<阪神6-2ヤクルト>◇30日◇甲子園
甲子園に神風が吹いた。阪神が1回、同点に追いつき、なお2死満塁。城島健司捕手(34)の左翼への飛球が浜風にあおられ、捕球態勢に入った左翼手のグラブをスルリとすり抜けた。3点二塁打となり、今季チーム最多の1イニング4点が入った。こんな勝ち方もあっていい。野球の神様を味方に、5月は首位通過といきましょう。
城島は、同点の初回2死満塁で、左翼に大きなフライを打った。追いついた左翼手畠山をあざ笑うように、右翼から左翼方向への強い浜風でボールが大きく流された。芝生にポトリ落ちる走者一掃の適時二塁打となった。
城島
風です。(塁上で)ラッキーと思っていました。ライト方向に何回もチャレンジしたけど、浜風に押し戻された。たまにはあっち方向(左翼)でいいこともないと。この世界は結果がすべてなので。「いってこい」じゃないと、人生は。
初回の逆転劇には、さらなる幸運も絡んでいた。1死満塁でブラゼルの二ゴロを田中がこぼし併殺失敗。その間に1-1となった。相手のミスと浜風に助けられ今季初の1回4点というビックイニングだ。
城島は8回にも左翼線を破って、二塁打2本を記録。「早く1割台を脱出したい」と話していた打率も2割5分まで上昇した。
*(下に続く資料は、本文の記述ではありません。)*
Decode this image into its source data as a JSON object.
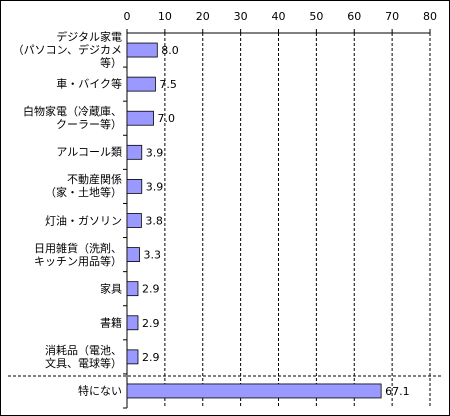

今季初のお立ち台では「まだまだ調子が上がらずにヤジられたりもしたけど」と、ジョークまじりで口にした。
城島
ヤジはいっぱいあるよ。慣れたものです。ヤジられて打てるものならいくらでもヤジってくれていいけどね。ただ僕はほめられて伸びるタイプです。
チームは借金を返済し、勝率5割で4月を終えた。
城島
(真弓)監督も順位は意識する時期じゃないといってくれるけど、借金はよくない。チームが軌道に乗る上でも5割はキープしたい。月も替わるし、貯金をつくっていきたい。